As if that's not enough, she adds, those in this role need to have a combination of true leadership skills, the gravitas and capabilities to build consensus, influence culture and be an evangelist for their programs internally and externally.

Considering by 2020 there is expected to be 1.5 million unfilled cybersecurity positions, Brocaglia – also the founder of the Executive Women's Forum – says the gap will never be closed by ignoring half of the population, women. She points to "The Women in Cybersecurity Study," co-authored by the Executive Women's Forum on Information Security Risk Management & Privacy and (ISC)2, which was released in March. "It is an eye-opening report on the stagnation and underrepresentation of women in cybersecurity," she says.

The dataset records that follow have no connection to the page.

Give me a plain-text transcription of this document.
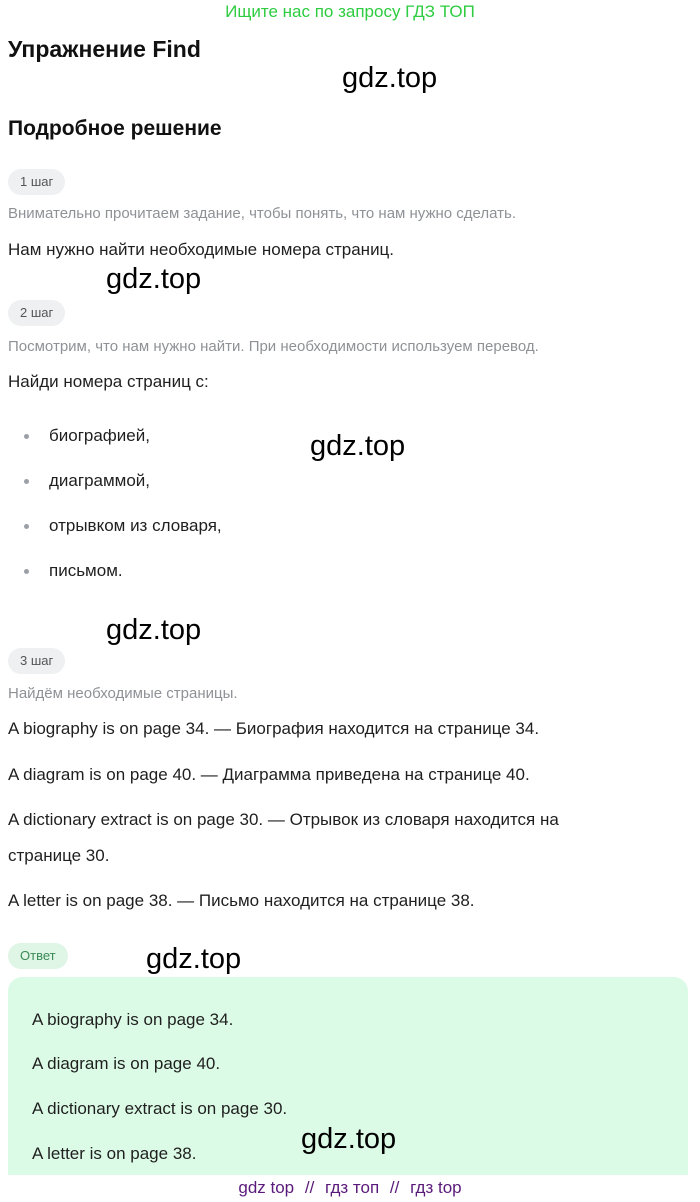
Ищите нас по запросу ГДЗ ТОП
Упражнение Find
gdz.top
Подробное решение
1 шаг
Внимательно прочитаем задание, чтобы понять, что нам нужно сделать.
Нам нужно найти необходимые номера страниц.
gdz.top
2 шаг
Посмотрим, что нам нужно найти. При необходимости используем перевод.
Найди номера страниц с:
биографией,
диаграммой,
отрывком из словаря,
письмом.
gdz.top
gdz.top
3 шаг
Найдём необходимые страницы.
A biography is on page 34. — Биография находится на странице 34.
A diagram is on page 40. — Диаграмма приведена на странице 40.
A dictionary extract is on page 30. — Отрывок из словаря находится на
странице 30.
A letter is on page 38. — Письмо находится на странице 38.
Ответ	gdz.top
A biography is on page 34.
A diagram is on page 40.
A dictionary extract is on page 30.
A letter is on page 38.	gdz.top
gdz top // гдз топ // гдз top
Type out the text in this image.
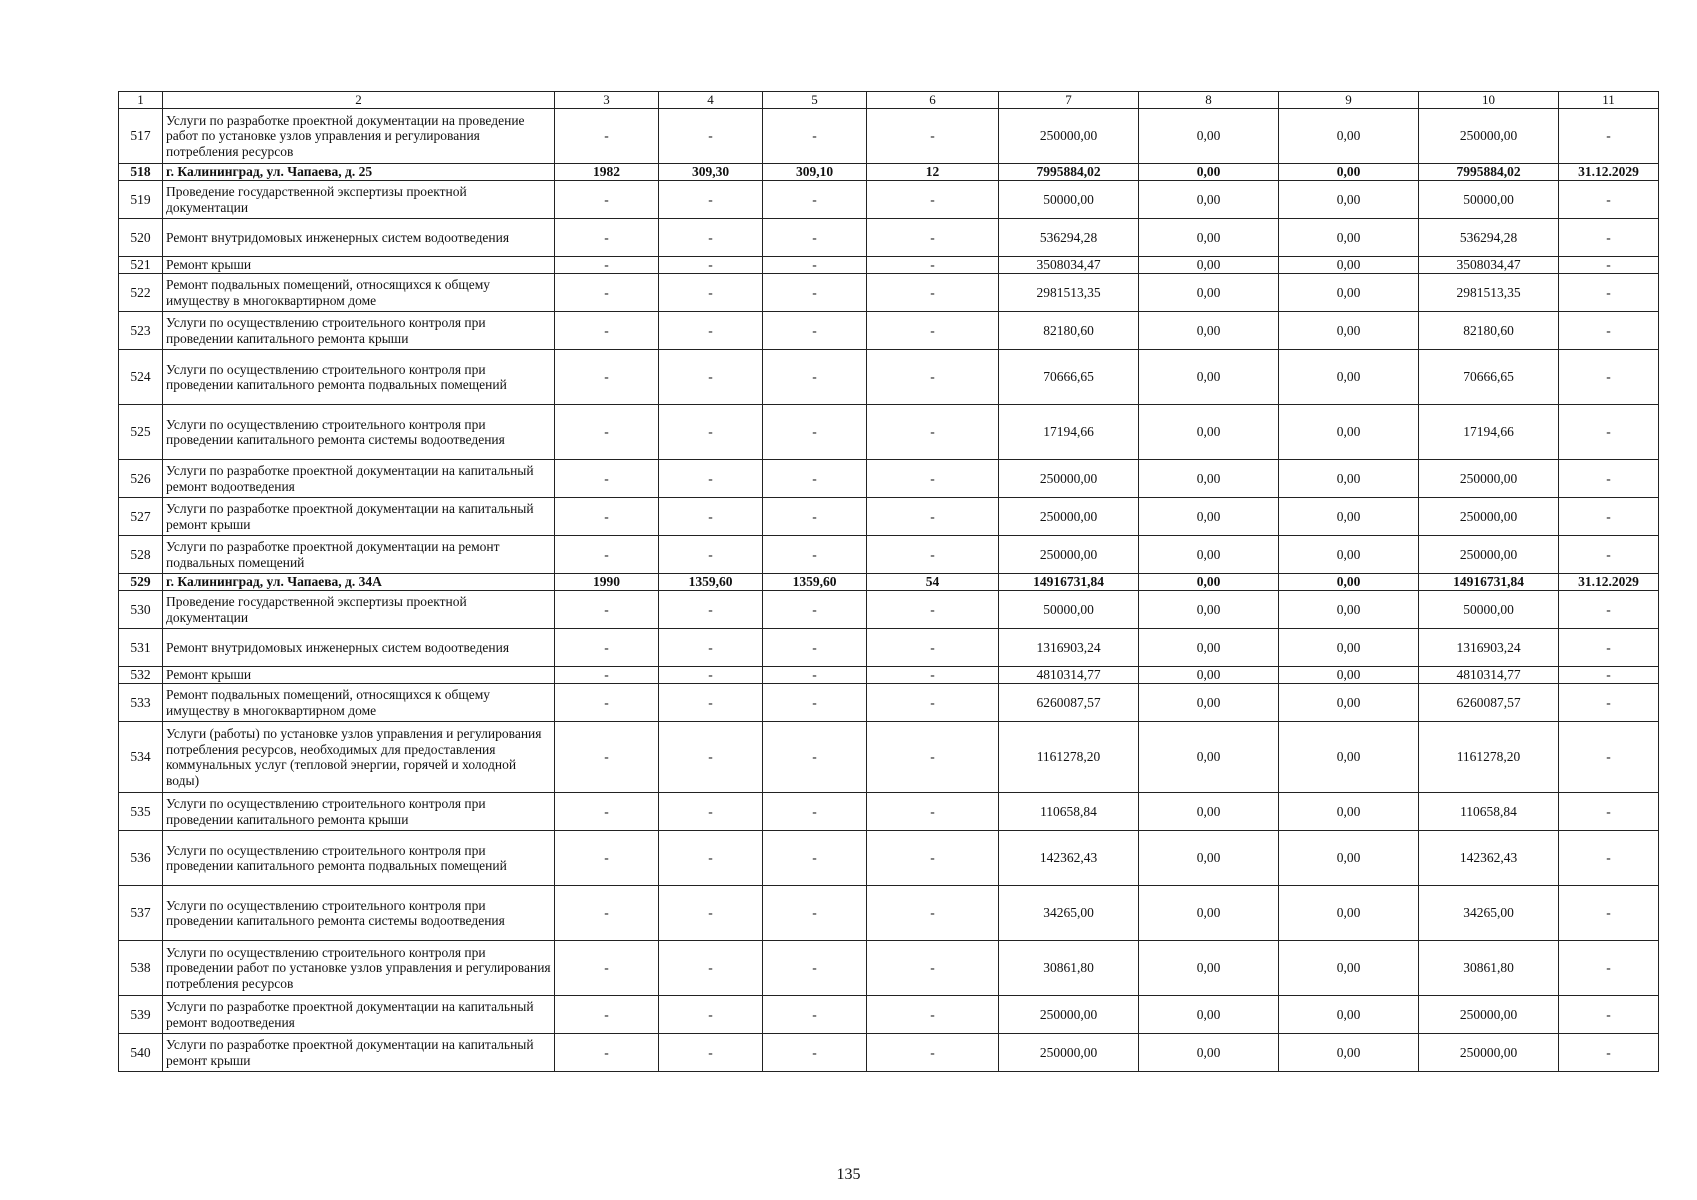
1	2	3	4	5	6	7	8	9	10	11
517	Услуги по разработке проектной документации на проведение работ по установке узлов управления и регулирования потребления ресурсов	-	-	-	-	250000,00	0,00	0,00	250000,00	-
518	г. Калининград, ул. Чапаева, д. 25	1982	309,30	309,10	12	7995884,02	0,00	0,00	7995884,02	31.12.2029
519	Проведение государственной экспертизы проектной документации	-	-	-	-	50000,00	0,00	0,00	50000,00	-
520	Ремонт внутридомовых инженерных систем водоотведения	-	-	-	-	536294,28	0,00	0,00	536294,28	-
521	Ремонт крыши	-	-	-	-	3508034,47	0,00	0,00	3508034,47	-
522	Ремонт подвальных помещений, относящихся к общему имуществу в многоквартирном доме	-	-	-	-	2981513,35	0,00	0,00	2981513,35	-
523	Услуги по осуществлению строительного контроля при проведении капитального ремонта крыши	-	-	-	-	82180,60	0,00	0,00	82180,60	-
524	Услуги по осуществлению строительного контроля при проведении капитального ремонта подвальных помещений	-	-	-	-	70666,65	0,00	0,00	70666,65	-
525	Услуги по осуществлению строительного контроля при проведении капитального ремонта системы водоотведения	-	-	-	-	17194,66	0,00	0,00	17194,66	-
526	Услуги по разработке проектной документации на капитальный ремонт водоотведения	-	-	-	-	250000,00	0,00	0,00	250000,00	-
527	Услуги по разработке проектной документации на капитальный ремонт крыши	-	-	-	-	250000,00	0,00	0,00	250000,00	-
528	Услуги по разработке проектной документации на ремонт подвальных помещений	-	-	-	-	250000,00	0,00	0,00	250000,00	-
529	г. Калининград, ул. Чапаева, д. 34А	1990	1359,60	1359,60	54	14916731,84	0,00	0,00	14916731,84	31.12.2029
530	Проведение государственной экспертизы проектной документации	-	-	-	-	50000,00	0,00	0,00	50000,00	-
531	Ремонт внутридомовых инженерных систем водоотведения	-	-	-	-	1316903,24	0,00	0,00	1316903,24	-
532	Ремонт крыши	-	-	-	-	4810314,77	0,00	0,00	4810314,77	-
533	Ремонт подвальных помещений, относящихся к общему имуществу в многоквартирном доме	-	-	-	-	6260087,57	0,00	0,00	6260087,57	-
534	Услуги (работы) по установке узлов управления и регулирования потребления ресурсов, необходимых для предоставления коммунальных услуг (тепловой энергии, горячей и холодной воды)	-	-	-	-	1161278,20	0,00	0,00	1161278,20	-
535	Услуги по осуществлению строительного контроля при проведении капитального ремонта крыши	-	-	-	-	110658,84	0,00	0,00	110658,84	-
536	Услуги по осуществлению строительного контроля при проведении капитального ремонта подвальных помещений	-	-	-	-	142362,43	0,00	0,00	142362,43	-
537	Услуги по осуществлению строительного контроля при проведении капитального ремонта системы водоотведения	-	-	-	-	34265,00	0,00	0,00	34265,00	-
538	Услуги по осуществлению строительного контроля при проведении работ по установке узлов управления и регулирования потребления ресурсов	-	-	-	-	30861,80	0,00	0,00	30861,80	-
539	Услуги по разработке проектной документации на капитальный ремонт водоотведения	-	-	-	-	250000,00	0,00	0,00	250000,00	-
540	Услуги по разработке проектной документации на капитальный ремонт крыши	-	-	-	-	250000,00	0,00	0,00	250000,00	-
135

Highlights of the report show:

  • Women are underrepresented in the cybersecurity profession at 11 percent, a number that has been stagnant since reported in 2013.
  • Women have higher levels of education than men, with 51 percent holding a master's degree or higher, compared to 45 percent of men, yet hold fewer positions in management.
  • Globally men are four times more likely to hold C and executive level positions, and nine times more likely to hold managerial positions than women.
  • 51 percent of women report various forms of discrimination in the cybersecurity workforce, compared to 15 percent reported by men. Women report higher levels of discrimination, as they rise in an organization with 67 percent of C level women reporting discrimination.
  • In 2016, women in cybersecurity earned less than men at every level
  • Women who feel valued in the workplace have also benefited from leadership development programs in greater numbers than women who feel undervalued
  • Women who receive sponsorship and mentorship are more likely to be successful.

Since 2002, the Executive Women's Forum on Information Security Risk Management & Privacy (EWF) has been committed to addressing the issues highlighted in this report by delivering programs and events that help women to succeed, says Brocaglia. "So I'm not surprised to see that this study reflects what women have been telling us for the past 15 years: That they are most successful and feel most valued when they are given access to thought leaders, mentorship and leadership development programs and provided a safe and trusted environment to interact."